In deze zaak heeft de Rechtbank Den Haag op 3 maart 2022 uitspraak gedaan in een asielprocedure. Eiser, vertegenwoordigd door zijn gemachtigde mr. M.C.M. van der Mark, had beroep ingesteld tegen een besluit van de staatssecretaris van Justitie en Veiligheid, dat zijn asielaanvraag in de verlengde procedure op 1 september 2021 was afgewezen. De rechtbank heeft het verzoek van verweerder om de zaak aan te houden en een bestuurlijke lus toe te passen, afgewezen.
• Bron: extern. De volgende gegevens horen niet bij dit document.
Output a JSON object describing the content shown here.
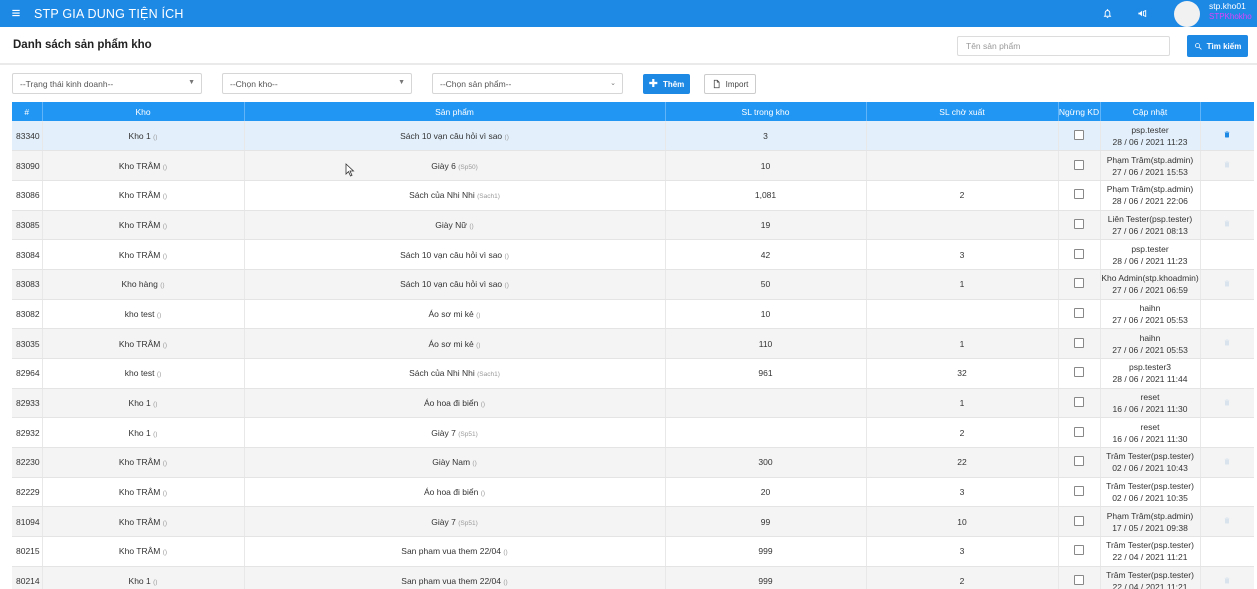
{
  "app": {
    "title": "STP GIA DUNG TIỆN ÍCH",
    "user_name": "stp.kho01",
    "user_role": "STPKhokho"
  },
  "page": {
    "title": "Danh sách sản phẩm kho",
    "search_placeholder": "Tên sản phẩm",
    "search_button": "Tìm kiếm"
  },
  "filters": {
    "status": "--Trạng thái kinh doanh--",
    "warehouse": "--Chọn kho--",
    "product": "--Chọn sản phẩm--",
    "add_button": "Thêm",
    "import_button": "Import"
  },
  "table": {
    "headers": [
      "#",
      "Kho",
      "Sản phẩm",
      "SL trong kho",
      "SL chờ xuất",
      "Ngừng KD",
      "Cập nhật",
      ""
    ],
    "rows": [
      {
        "id": "83340",
        "kho": "Kho 1",
        "kho_code": "()",
        "product": "Sách 10 vạn câu hỏi vì sao",
        "code": "()",
        "qty": "3",
        "pending": "",
        "updater": "psp.tester",
        "date": "28 / 06 / 2021 11:23",
        "trash": "on"
      },
      {
        "id": "83090",
        "kho": "Kho TRÂM",
        "kho_code": "()",
        "product": "Giày 6",
        "code": "(Sp50)",
        "qty": "10",
        "pending": "",
        "updater": "Phạm Trâm(stp.admin)",
        "date": "27 / 06 / 2021 15:53",
        "trash": "faint"
      },
      {
        "id": "83086",
        "kho": "Kho TRÂM",
        "kho_code": "()",
        "product": "Sách của Nhi Nhi",
        "code": "(Sach1)",
        "qty": "1,081",
        "pending": "2",
        "updater": "Phạm Trâm(stp.admin)",
        "date": "28 / 06 / 2021 22:06",
        "trash": "none"
      },
      {
        "id": "83085",
        "kho": "Kho TRÂM",
        "kho_code": "()",
        "product": "Giày Nữ",
        "code": "()",
        "qty": "19",
        "pending": "",
        "updater": "Liên Tester(psp.tester)",
        "date": "27 / 06 / 2021 08:13",
        "trash": "faint"
      },
      {
        "id": "83084",
        "kho": "Kho TRÂM",
        "kho_code": "()",
        "product": "Sách 10 vạn câu hỏi vì sao",
        "code": "()",
        "qty": "42",
        "pending": "3",
        "updater": "psp.tester",
        "date": "28 / 06 / 2021 11:23",
        "trash": "none"
      },
      {
        "id": "83083",
        "kho": "Kho hàng",
        "kho_code": "()",
        "product": "Sách 10 vạn câu hỏi vì sao",
        "code": "()",
        "qty": "50",
        "pending": "1",
        "updater": "Kho Admin(stp.khoadmin)",
        "date": "27 / 06 / 2021 06:59",
        "trash": "faint"
      },
      {
        "id": "83082",
        "kho": "kho test",
        "kho_code": "()",
        "product": "Áo sơ mi kẻ",
        "code": "()",
        "qty": "10",
        "pending": "",
        "updater": "haihn",
        "date": "27 / 06 / 2021 05:53",
        "trash": "none"
      },
      {
        "id": "83035",
        "kho": "Kho TRÂM",
        "kho_code": "()",
        "product": "Áo sơ mi kẻ",
        "code": "()",
        "qty": "110",
        "pending": "1",
        "updater": "haihn",
        "date": "27 / 06 / 2021 05:53",
        "trash": "faint"
      },
      {
        "id": "82964",
        "kho": "kho test",
        "kho_code": "()",
        "product": "Sách của Nhi Nhi",
        "code": "(Sach1)",
        "qty": "961",
        "pending": "32",
        "updater": "psp.tester3",
        "date": "28 / 06 / 2021 11:44",
        "trash": "none"
      },
      {
        "id": "82933",
        "kho": "Kho 1",
        "kho_code": "()",
        "product": "Áo hoa đi biển",
        "code": "()",
        "qty": "",
        "pending": "1",
        "updater": "reset",
        "date": "16 / 06 / 2021 11:30",
        "trash": "faint"
      },
      {
        "id": "82932",
        "kho": "Kho 1",
        "kho_code": "()",
        "product": "Giày 7",
        "code": "(Sp51)",
        "qty": "",
        "pending": "2",
        "updater": "reset",
        "date": "16 / 06 / 2021 11:30",
        "trash": "none"
      },
      {
        "id": "82230",
        "kho": "Kho TRÂM",
        "kho_code": "()",
        "product": "Giày Nam",
        "code": "()",
        "qty": "300",
        "pending": "22",
        "updater": "Trâm Tester(psp.tester)",
        "date": "02 / 06 / 2021 10:43",
        "trash": "faint"
      },
      {
        "id": "82229",
        "kho": "Kho TRÂM",
        "kho_code": "()",
        "product": "Áo hoa đi biển",
        "code": "()",
        "qty": "20",
        "pending": "3",
        "updater": "Trâm Tester(psp.tester)",
        "date": "02 / 06 / 2021 10:35",
        "trash": "none"
      },
      {
        "id": "81094",
        "kho": "Kho TRÂM",
        "kho_code": "()",
        "product": "Giày 7",
        "code": "(Sp51)",
        "qty": "99",
        "pending": "10",
        "updater": "Phạm Trâm(stp.admin)",
        "date": "17 / 05 / 2021 09:38",
        "trash": "faint"
      },
      {
        "id": "80215",
        "kho": "Kho TRÂM",
        "kho_code": "()",
        "product": "San pham vua them 22/04",
        "code": "()",
        "qty": "999",
        "pending": "3",
        "updater": "Trâm Tester(psp.tester)",
        "date": "22 / 04 / 2021 11:21",
        "trash": "none"
      },
      {
        "id": "80214",
        "kho": "Kho 1",
        "kho_code": "()",
        "product": "San pham vua them 22/04",
        "code": "()",
        "qty": "999",
        "pending": "2",
        "updater": "Trâm Tester(psp.tester)",
        "date": "22 / 04 / 2021 11:21",
        "trash": "faint"
      }
    ]
  },
  "colors": {
    "primary": "#1e88e5",
    "header": "#2196f3",
    "role": "#e040fb"
  },
  "icons": [
    "menu-icon",
    "bell-icon",
    "megaphone-icon",
    "search-icon",
    "plus-icon",
    "file-icon",
    "trash-icon",
    "mouse-cursor-icon"
  ]
}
De rechtbank oordeelde dat er geen ruimte was voor een bestuurlijke lus, omdat de juridische situatie was gewijzigd door recente uitspraken van de Afdeling bestuursrechtspraak van de Raad van State. De rechtbank concludeerde dat het bestreden besluit gebreken vertoonde en verklaarde het beroep gegrond. De rechtbank vernietigde het bestreden besluit en droeg verweerder op een nieuw besluit te nemen op de asielaanvraag van eiser, met inachtneming van de overwegingen in het proces-verbaal. Tevens werd verweerder veroordeeld in de proceskosten van eiser tot een bedrag van € 1.518. De uitspraak is openbaar gemaakt op 3 maart 2022.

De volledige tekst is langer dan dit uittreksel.